On “How Low,” you sing, “Let’s lift each other up or just let each other be.”

Wennerstrom: Just being good to one another; I think that’s what we really need … in this world. Some folks are misinformed and if we can attempt to lovingly inform someone rather than chastising, maybe we can add another perspective for them. People don’t listen when they’re being yelled at. I think whether it’s social issues or even two humans, one on one, having a disagreement, the only way to solve our issues is to truly try to understand each other. Sometimes people just aren’t ready to receive another perspective, but I still feel approaching each other with love rather than anger is the way to go.

What does the album cover represent?

Heartless Bastards, A Beautiful Life

Wennerstrom: It’s funny, I originally had this different concept for an album cover, where I was going be in the desert or the salt flats and I was going to be watching TV in a sparkly suit and there was going to be some kind of commercial on the TV. But the concept wasn’t quite coming together right. I happen to have a friend in Cincinnati, Aaron Conway, who did this photo. If you watch the video of the process, it’s not digitally inserted, it’s a light and a slow shutter. And it’s like painting with light and every single photo is completely different because it’s an in-the-moment process.

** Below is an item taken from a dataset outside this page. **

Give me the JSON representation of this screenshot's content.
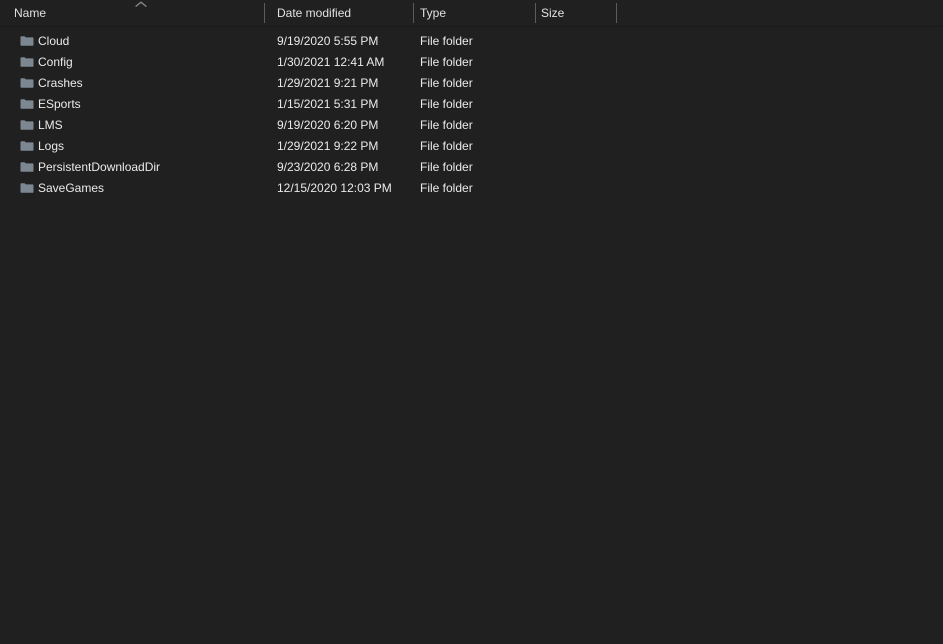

Aaron and his crew made that suit. It’s some sort of foil material and I felt so lucky it happened to fit because I just showed up there to do the photos that day. It all totally came together, and I was like, “I think I’m staring at the cover.” There’s a lens flare and these little orbs floating above my head. It’s all a big mystery, but I think sometimes in life, it’s like they say: There are no accidents. To me it looks a little futuristic, like a rainbow in space, and I feel like a lot of this album is looking beyond the practical mind to being open to the possibilities in life. I wanted to send that message out to people: Be open, be vulnerable. Follow your heart. If you have a chance at something, take it. Like I say in my song, “You never know, until you do.”

Is there someone you haven’t worked with yet whom you’d like to?

Wennerstrom: Robert Plant, or it would be cool to do something with, like, a hip-hop artist. With “Been Around the World,” I was experimenting with creating beats and I listened to a whole bunch of rap, like Wu-Tang Clan, and then I listened to just random songs looking for samples. I really like exploring different sounds. I love old-school metal and I love hip-hop, and R&B and soul, and Bob Dylan, space rock like Spiritualized and Spacemen Three. … I feel like my whole career in music has just been me having fun trying these different things and inspirations. I’m just grateful if somebody likes any of it. I’m just out here doing my thing and the fact that I’m seven albums in and I’m still playing, and doing what I love, is a real gift. The fact that I can continue to do what I love to do is a real blessing and I’m so grateful for it.